How to make your grammar fit for porpoise
JACOB REES-MOGG’S STYLE GUIDE (PART 1)
The new Leader of the house of Commons, the Rt hon Jacob Rees-Mogg, esq., M.P., has issued his staff with a guide for writing documents...
Bear with me: An expression only to be employed when accompanied by a wild hairy mammal.
Betwixt: An excellent word to use to denote a pause between separate fingers of a popular chocolate-based biscuity comestible. ‘Having hereby consumed one finger, I am now licking my forefinger betwixt.’
Comma: There is no comma after a comma. Thus, when writing the sentence: ‘There is no comma after a comma,’ it would be incorrect to write it like this: ‘There is no comma, after a comma.’ If ever a discussion as to whether or not a comma is appropriate continues for over an hour and a half, the second ‘m’ in ‘comma’ may be dropped. Discotheque: There is no such thing as a discotheque.
Egad: A suitable word for the expression of surprise at an unexpected achievement, e.g., ‘Egad! I see the Rt Hon Chris Grayling, Esq., M.P. has managed to tie up his shoelaces!’
Email: There is no such thing as an email.
Esq.: To be placed immediately after the surnames of all non-titled Brexiteer colleagues, for example Mark Francois, Esq., M.P.. The term ‘Esq.’ is a foreshortening of the good old English word, ‘grotesque’. It is also used to denote any Member of Parliament who was born and/or brought up as an Esquimau, though there are mercifully few Esquimaux currently elected to the House of Commons.
Farthing, penny: When no other means of transport is available, the Leader of the House of Commons will avail himself of his penny farthing.
Fit for porpoise: Were I to be told that such-and-such a school is ‘Not fit for porpoise’, I would conclude the school in question was ill-suited to the education of a mammal that lives in the sea, swims in groups and looks similar to a dolphin, though with a shorter, rounder nose.
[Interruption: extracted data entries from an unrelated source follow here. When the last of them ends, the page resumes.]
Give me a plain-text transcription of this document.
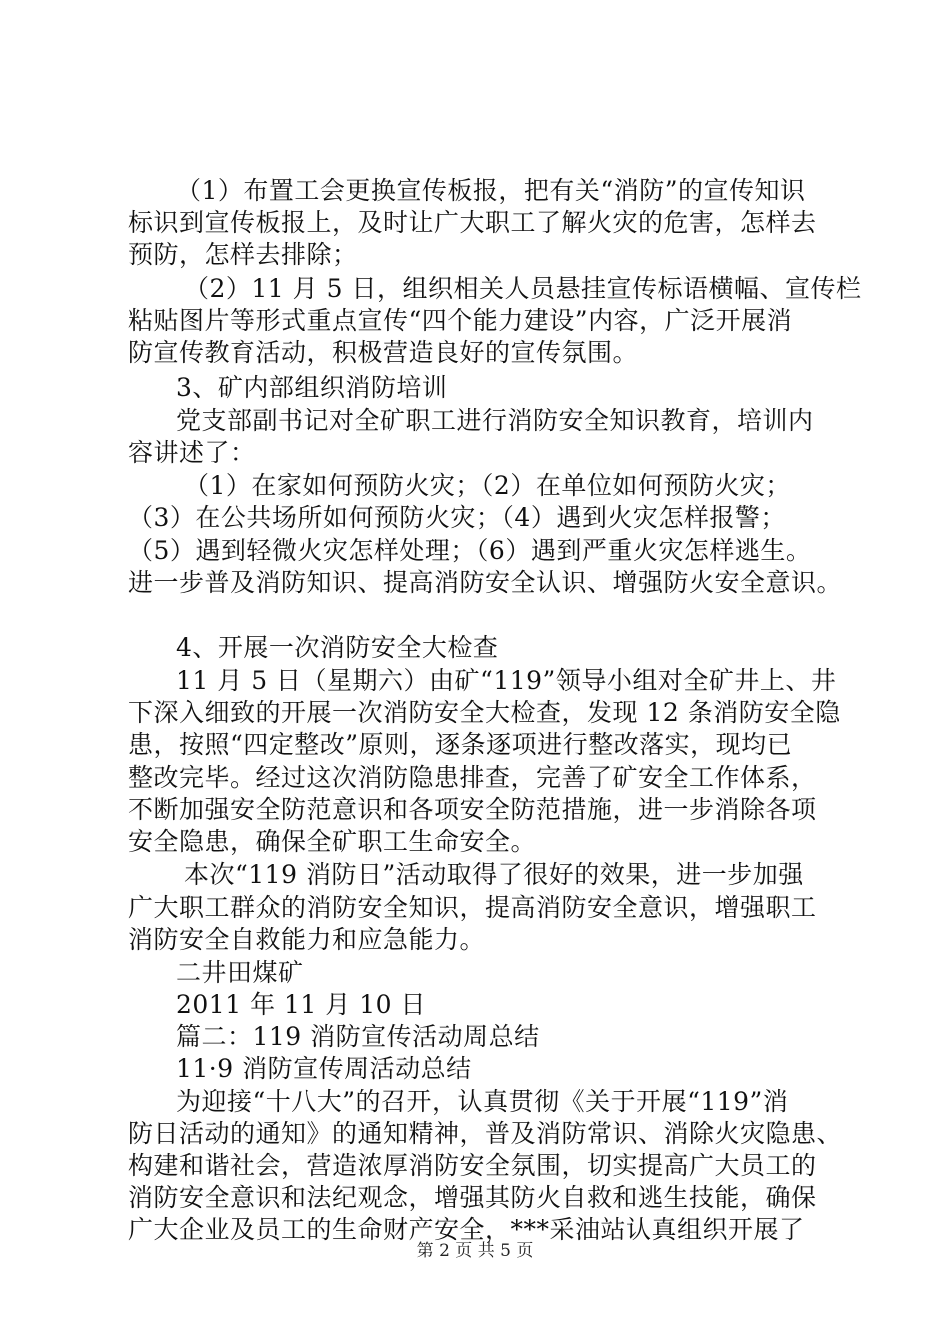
（1）布置工会更换宣传板报，把有关“消防”的宣传知识
标识到宣传板报上，及时让广大职工了解火灾的危害，怎样去
预防，怎样去排除；
（2）11 月 5 日，组织相关人员悬挂宣传标语横幅、宣传栏
粘贴图片等形式重点宣传“四个能力建设”内容，广泛开展消
防宣传教育活动，积极营造良好的宣传氛围。
3、矿内部组织消防培训
党支部副书记对全矿职工进行消防安全知识教育，培训内
容讲述了：
（1）在家如何预防火灾；（2）在单位如何预防火灾；
（3）在公共场所如何预防火灾；（4）遇到火灾怎样报警；
（5）遇到轻微火灾怎样处理；（6）遇到严重火灾怎样逃生。
进一步普及消防知识、提高消防安全认识、增强防火安全意识。
4、开展一次消防安全大检查
11 月 5 日（星期六）由矿“119”领导小组对全矿井上、井
下深入细致的开展一次消防安全大检查，发现 12 条消防安全隐
患，按照“四定整改”原则，逐条逐项进行整改落实，现均已
整改完毕。经过这次消防隐患排查，完善了矿安全工作体系，
不断加强安全防范意识和各项安全防范措施，进一步消除各项
安全隐患，确保全矿职工生命安全。
本次“119 消防日”活动取得了很好的效果，进一步加强
广大职工群众的消防安全知识，提高消防安全意识，增强职工
消防安全自救能力和应急能力。
二井田煤矿
2011 年 11 月 10 日
篇二：119 消防宣传活动周总结
11·9 消防宣传周活动总结
为迎接“十八大”的召开，认真贯彻《关于开展“119”消
防日活动的通知》的通知精神，普及消防常识、消除火灾隐患、
构建和谐社会，营造浓厚消防安全氛围，切实提高广大员工的
消防安全意识和法纪观念，增强其防火自救和逃生技能，确保
广大企业及员工的生命财产安全，***采油站认真组织开展了
第 2 页 共 5 页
Forsooth: An excellent word to employ when attempting to make headway with a decent, hardworking fellow from the North of England by mimicking his accent.
Northern fellow: ‘Ah’m goin’ doon sooth tomorra.’
The Rt Hon Jacob Rees-Mogg, Esq., M.P.: ‘Good for you, “mate”! And how for sooth are you planning to venture?’
Full stop: A full stop should only be used after the phrase ‘full stop’ if the phrase happens to be concluding the sentence of which it is a part, e.g., ‘This sentence ends with a full stop.’
Get up: Many popular songs are, I regret to say, lamentably ungrammatical. A case in point is Get Up (I Feel Like Being A) Sex Machine by James Brown, Esq., with its appalling first verse:
Fellas, I’m ready to get up and do
my thing I wanna get into it, man, you
know, Like a, like a sex machine, man, Movin’, doin’ it, you know.
If this verse is ever quoted at the Despatch Box, then it must first be rendered into proper English, i.e.,
My good fellows, I am ready to ascend and pursue my purpose, I want to insert myself into ‘it’, whatever ‘it’ may be, In a way not dissimilar to something unmentionable, now there’s a good chap, Transporting it and making it productive, it goes without saying.
Going forward: This unpleasant expression is not to be used in documents. It suggests progressive inclinations that are wholly unacceptable to a civilised society. ‘Going backward’ is the only acceptable alternative.
Ha ha ha: It is rude and unseemly to laugh with one’s mouth open. A wry smile is the most acceptable reaction to an amusing joke. If an exclamation is unavoidable, then a tight-lipped ‘He he he’ is preferable.
Lovely jubbly: Prime among my list of banned words and expressions. It would, for instance, be unforgivably coarse to describe the most recent balance of payment figures as ‘Lovely jubbly’. Other banned expressions include ‘LOL’, ‘Groovy’, ‘Gobsmacked’ and ‘Chillax’, particularly when applied to the consequences of remaining in the EU after October 31.
Mobile phone: There is no such thing as a mobile phone.
Mwah: Unattractive ‘sucky’ noise produced when lips are applied to a cheek and/or cheeks in a method of greeting practised widely on the continent of Europe but soon to be outlawed in the United Kingdom. The correct form of greeting remains, of course, the handshake.